1. The Problem: The "Flat" Picture vs. The "3D" Slice

Traditional mammograms are like taking a flat photograph of a sandwich. If you have too many ingredients (dense tissue), you can't tell if there's a hidden pickle (a tumor) or just a slice of tomato overlapping it.

Digital Breast Tomosynthesis (DBT) is like taking that sandwich and slicing it into thin layers, then looking at each slice individually. It's a 3D view that separates the overlapping tissue, making it much easier to spot the "pickles." While doctors are getting better at using this 3D tech, they need a massive library of examples to teach computers (Artificial Intelligence) how to spot these issues automatically.

2. The Solution: A Massive, Annotated "Training Library"

The authors created DBT-2026, which is essentially a giant, open-source library of 558 real-world 3D breast scans.

  • The Collection: They gathered scans from 558 different women.
  • The "Answer Key": What makes this special is that for every scan, they have the "answer key." They know for a fact if the patient had cancer, a benign lump, or nothing at all, because many of these women had biopsies (where a tiny piece of tissue was tested in a lab).
  • The Privacy Shield: Just like you wouldn't want your medical records posted on a billboard, the researchers scrubbed every single piece of personal information (names, dates, locations) from the images and reports. They used advanced computer tools (like a digital eraser) to ensure no one could figure out who the patients were.

3. The "Team of Detectives"

You can't just dump a pile of photos on a computer and expect it to learn. Humans had to label them first.

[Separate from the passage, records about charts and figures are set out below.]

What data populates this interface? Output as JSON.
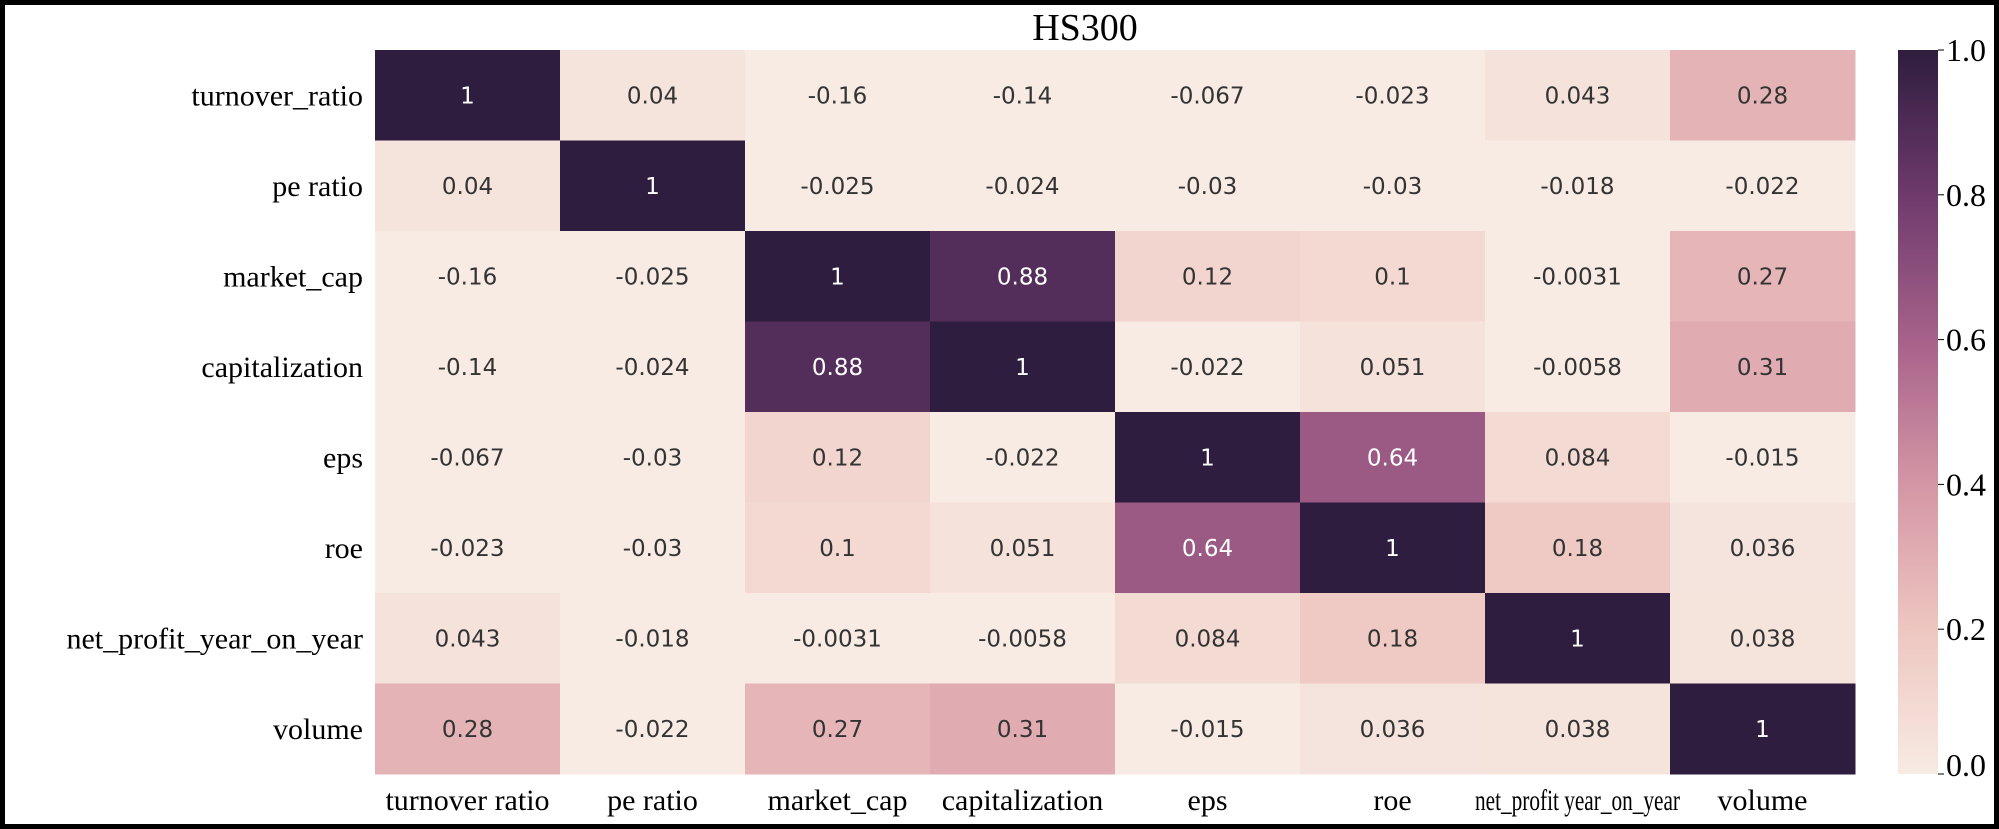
{
  "chart_data": {
    "type": "heatmap",
    "title": "HS300",
    "row_labels": [
      "turnover_ratio",
      "pe ratio",
      "market_cap",
      "capitalization",
      "eps",
      "roe",
      "net_profit_year_on_year",
      "volume"
    ],
    "col_labels": [
      "turnover ratio",
      "pe ratio",
      "market_cap",
      "capitalization",
      "eps",
      "roe",
      "net_profit year_on_year",
      "volume"
    ],
    "values": [
      [
        1,
        0.04,
        -0.16,
        -0.14,
        -0.067,
        -0.023,
        0.043,
        0.28
      ],
      [
        0.04,
        1,
        -0.025,
        -0.024,
        -0.03,
        -0.03,
        -0.018,
        -0.022
      ],
      [
        -0.16,
        -0.025,
        1,
        0.88,
        0.12,
        0.1,
        -0.0031,
        0.27
      ],
      [
        -0.14,
        -0.024,
        0.88,
        1,
        -0.022,
        0.051,
        -0.0058,
        0.31
      ],
      [
        -0.067,
        -0.03,
        0.12,
        -0.022,
        1,
        0.64,
        0.084,
        -0.015
      ],
      [
        -0.023,
        -0.03,
        0.1,
        0.051,
        0.64,
        1,
        0.18,
        0.036
      ],
      [
        0.043,
        -0.018,
        -0.0031,
        -0.0058,
        0.084,
        0.18,
        1,
        0.038
      ],
      [
        0.28,
        -0.022,
        0.27,
        0.31,
        -0.015,
        0.036,
        0.038,
        1
      ]
    ],
    "cell_text": [
      [
        "1",
        "0.04",
        "-0.16",
        "-0.14",
        "-0.067",
        "-0.023",
        "0.043",
        "0.28"
      ],
      [
        "0.04",
        "1",
        "-0.025",
        "-0.024",
        "-0.03",
        "-0.03",
        "-0.018",
        "-0.022"
      ],
      [
        "-0.16",
        "-0.025",
        "1",
        "0.88",
        "0.12",
        "0.1",
        "-0.0031",
        "0.27"
      ],
      [
        "-0.14",
        "-0.024",
        "0.88",
        "1",
        "-0.022",
        "0.051",
        "-0.0058",
        "0.31"
      ],
      [
        "-0.067",
        "-0.03",
        "0.12",
        "-0.022",
        "1",
        "0.64",
        "0.084",
        "-0.015"
      ],
      [
        "-0.023",
        "-0.03",
        "0.1",
        "0.051",
        "0.64",
        "1",
        "0.18",
        "0.036"
      ],
      [
        "0.043",
        "-0.018",
        "-0.0031",
        "-0.0058",
        "0.084",
        "0.18",
        "1",
        "0.038"
      ],
      [
        "0.28",
        "-0.022",
        "0.27",
        "0.31",
        "-0.015",
        "0.036",
        "0.038",
        "1"
      ]
    ],
    "colorbar": {
      "range": [
        0.0,
        1.0
      ],
      "ticks": [
        0.0,
        0.2,
        0.4,
        0.6,
        0.8,
        1.0
      ],
      "tick_labels": [
        "0.0",
        "0.2",
        "0.4",
        "0.6",
        "0.8",
        "1.0"
      ],
      "colormap": [
        "#f7ebe3",
        "#eec6c0",
        "#d496a5",
        "#a6628a",
        "#6e3a6c",
        "#2e1d3e"
      ]
    },
    "xlabel": "",
    "ylabel": ""
  }
}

  • A team of highly trained breast imaging experts (like master detectives) looked at every single scan.
  • They drew circles around suspicious spots, measured them, and wrote down exactly what they saw.
  • They used a "Doer-Checker" system: One expert labeled the image, and a second expert double-checked their work to make sure it was perfect.
  • Finally, a senior US-based radiologist gave the final "stamp of approval" to ensure the labels were accurate.

4. Who Can Use It? (The Rules of the Game)

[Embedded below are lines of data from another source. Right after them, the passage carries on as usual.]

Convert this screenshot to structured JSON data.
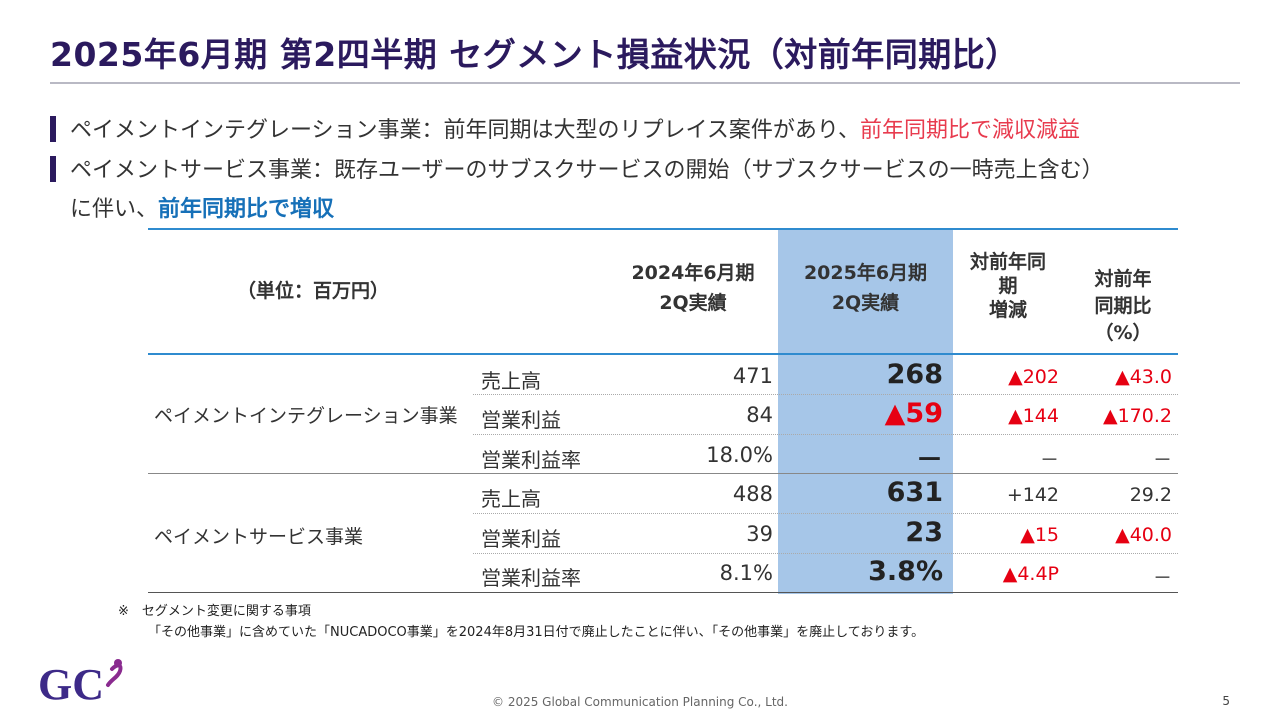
{
  "title": "2025年6月期 第2四半期 セグメント損益状況（対前年同期比）",
  "bullets": {
    "b1_text": "ペイメントインテグレーション事業：前年同期は大型のリプレイス案件があり、",
    "b1_emphasis": "前年同期比で減収減益",
    "b2_text": "ペイメントサービス事業：既存ユーザーのサブスクサービスの開始（サブスクサービスの一時売上含む）",
    "b3_text": "に伴い、",
    "b3_emphasis": "前年同期比で増収"
  },
  "table": {
    "unit": "（単位：百万円）",
    "col_2024_line1": "2024年6月期",
    "col_2024_line2": "2Q実績",
    "col_2025_line1": "2025年6月期",
    "col_2025_line2": "2Q実績",
    "col_diff_line1": "対前年同",
    "col_diff_line2": "期",
    "col_diff_line3": "増減",
    "col_ratio_line1": "対前年",
    "col_ratio_line2": "同期比",
    "col_ratio_line3": "（%）",
    "segments": [
      {
        "name": "ペイメントインテグレーション事業",
        "rows": [
          {
            "metric": "売上高",
            "v2024": "471",
            "v2025": "268",
            "diff": "▲202",
            "ratio": "▲43.0"
          },
          {
            "metric": "営業利益",
            "v2024": "84",
            "v2025": "▲59",
            "diff": "▲144",
            "ratio": "▲170.2"
          },
          {
            "metric": "営業利益率",
            "v2024": "18.0%",
            "v2025": "－",
            "diff": "－",
            "ratio": "－"
          }
        ]
      },
      {
        "name": "ペイメントサービス事業",
        "rows": [
          {
            "metric": "売上高",
            "v2024": "488",
            "v2025": "631",
            "diff": "+142",
            "ratio": "29.2"
          },
          {
            "metric": "営業利益",
            "v2024": "39",
            "v2025": "23",
            "diff": "▲15",
            "ratio": "▲40.0"
          },
          {
            "metric": "営業利益率",
            "v2024": "8.1%",
            "v2025": "3.8%",
            "diff": "▲4.4P",
            "ratio": "－"
          }
        ]
      }
    ]
  },
  "notes": {
    "line1": "※　セグメント変更に関する事項",
    "line2": "「その他事業」に含めていた「NUCADOCO事業」を2024年8月31日付で廃止したことに伴い、「その他事業」を廃止しております。"
  },
  "footer": {
    "copyright": "© 2025 Global Communication Planning Co., Ltd.",
    "page_number": "5"
  },
  "logo_text": "GC",
  "colors": {
    "title": "#2b1a5e",
    "accent_red": "#e83b4e",
    "accent_blue": "#1670b8",
    "highlight_column": "#a6c6e8",
    "negative": "#e60012"
  }
}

The authors are making this library free for researchers, but with strict rules:

  • Non-Commercial Only: You can use it to learn, teach, and invent new ways to detect cancer. You cannot sell it or use it to make a profit.
  • No Clinical Use: You cannot use this specific dataset to diagnose a real patient in a hospital. It is for research and training AI models only.
  • No Re-identification: You are strictly forbidden from trying to figure out who the patients were.

5. Why Does This Matter?

Think of AI as a student. To become a doctor, a student needs to study thousands of textbooks and practice cases. Before this dataset, AI students trying to learn 3D breast imaging had very few textbooks to study, and many of them were missing the "answer key" (biopsy results).

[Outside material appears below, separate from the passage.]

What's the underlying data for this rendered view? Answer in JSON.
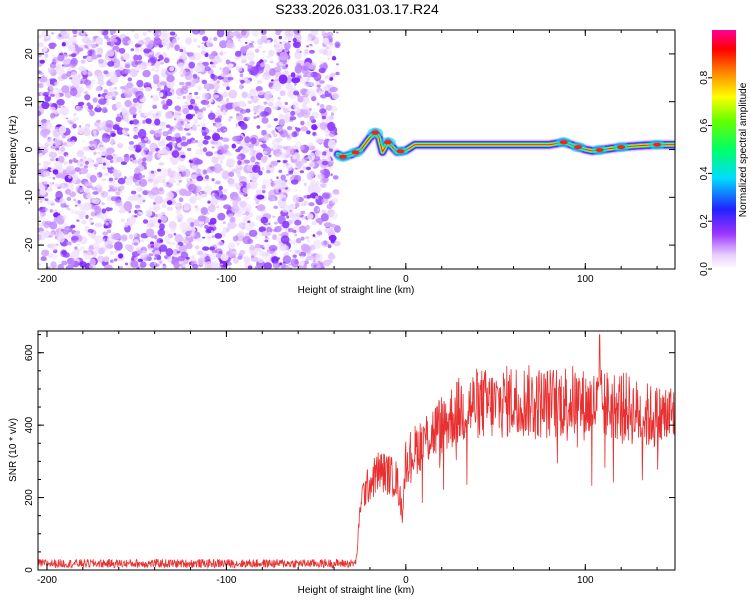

DBT-2026 is like handing that student a complete, high-quality textbook with the answers in the back. By giving researchers this data, the authors hope to speed up the development of AI tools that can help doctors find breast cancer earlier and more accurately, especially in women with dense breasts where it's hardest to see.

In a nutshell: They built a secure, 3D "training gym" for AI, filled with real cases and expert labels, so that future computer programs can become better at spotting breast cancer and saving lives.